“I don’t think that hole goes in far, Mr Raystoke,” whispered the master. “There’s no echo like, and it sounds smothered.” Then aloud,—

“Now, then, is it surrender? Oh, very well; I’ve got some nice little round messengers to send in after you.”

He drew a pistol from his belt and cocked it, winking at Archy as he did so. “Now, then, once—twice—fire!”

He pointed the mouth of the pistol downward, and drew the trigger, and in the semi-darkness below the overhanging brambles and clematis there was a dull flash, the report sounded smothered, and the place was filled with the dank, heavy-scented smoke.

“There’s precious little room in there,” whispered the master. “If there’d been much of it, we should have heard the sound go rolling along instead of coming back like a slap in the face. Here, one of you, reload that. You, Dick, follow me.
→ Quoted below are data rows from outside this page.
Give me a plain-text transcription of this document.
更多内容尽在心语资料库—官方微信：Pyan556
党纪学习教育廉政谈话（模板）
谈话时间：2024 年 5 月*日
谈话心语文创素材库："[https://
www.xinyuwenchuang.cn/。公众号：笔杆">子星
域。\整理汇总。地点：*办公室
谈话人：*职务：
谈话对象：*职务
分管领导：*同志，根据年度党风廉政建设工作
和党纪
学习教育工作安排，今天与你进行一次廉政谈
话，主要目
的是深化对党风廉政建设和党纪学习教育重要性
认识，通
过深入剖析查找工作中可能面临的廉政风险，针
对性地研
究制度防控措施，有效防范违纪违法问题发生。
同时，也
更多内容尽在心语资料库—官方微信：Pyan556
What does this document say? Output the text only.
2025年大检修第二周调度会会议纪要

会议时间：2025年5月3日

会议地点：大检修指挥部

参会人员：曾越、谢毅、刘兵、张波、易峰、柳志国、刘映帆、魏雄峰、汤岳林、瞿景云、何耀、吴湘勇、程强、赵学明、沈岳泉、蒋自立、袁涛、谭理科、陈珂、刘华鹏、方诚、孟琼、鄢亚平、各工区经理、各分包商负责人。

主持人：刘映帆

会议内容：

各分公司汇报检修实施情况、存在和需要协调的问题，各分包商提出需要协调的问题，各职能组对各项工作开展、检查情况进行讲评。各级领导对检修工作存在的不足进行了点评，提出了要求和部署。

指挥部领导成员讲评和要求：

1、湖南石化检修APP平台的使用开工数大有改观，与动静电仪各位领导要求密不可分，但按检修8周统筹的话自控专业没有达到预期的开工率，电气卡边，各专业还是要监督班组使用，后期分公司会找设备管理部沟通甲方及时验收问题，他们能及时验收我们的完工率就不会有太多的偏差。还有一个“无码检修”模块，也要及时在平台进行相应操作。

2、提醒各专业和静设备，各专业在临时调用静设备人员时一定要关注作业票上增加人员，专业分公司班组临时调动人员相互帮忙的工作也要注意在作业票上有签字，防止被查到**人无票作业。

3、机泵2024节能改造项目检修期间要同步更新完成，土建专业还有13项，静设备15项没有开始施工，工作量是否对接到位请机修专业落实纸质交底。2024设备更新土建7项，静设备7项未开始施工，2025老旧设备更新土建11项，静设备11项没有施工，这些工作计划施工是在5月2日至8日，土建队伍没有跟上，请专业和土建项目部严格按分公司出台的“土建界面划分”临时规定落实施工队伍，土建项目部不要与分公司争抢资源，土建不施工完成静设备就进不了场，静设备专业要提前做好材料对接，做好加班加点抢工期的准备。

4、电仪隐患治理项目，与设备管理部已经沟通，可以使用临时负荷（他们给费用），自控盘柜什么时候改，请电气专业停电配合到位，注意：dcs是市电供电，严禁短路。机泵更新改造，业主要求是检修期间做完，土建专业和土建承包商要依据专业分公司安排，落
If they show fight, you come on next, bo’s’n, with the whole of your boat’s crew.”

“Ay, ay, sir.”

“Hi! In there. Do you surrender?”

There was not a sound, and, after a momentary pause, the master spat in his fist, gripped his cutlass, went down on all fours, after driving his hat on tightly, and crawled into the hole, followed by Dick.

“Keep a cheery heart on it, lad,” said one of the men just before to Dick. “We’ll fetch you out and bury you at sea.”

Dick drove his elbow into the man’s chest for an answer, grinned as he felt the point of his cutlass, and dived into the hole, while the boatswain and his men stood waiting eagerly, ready to plunge forward at the first sound of a scuffle.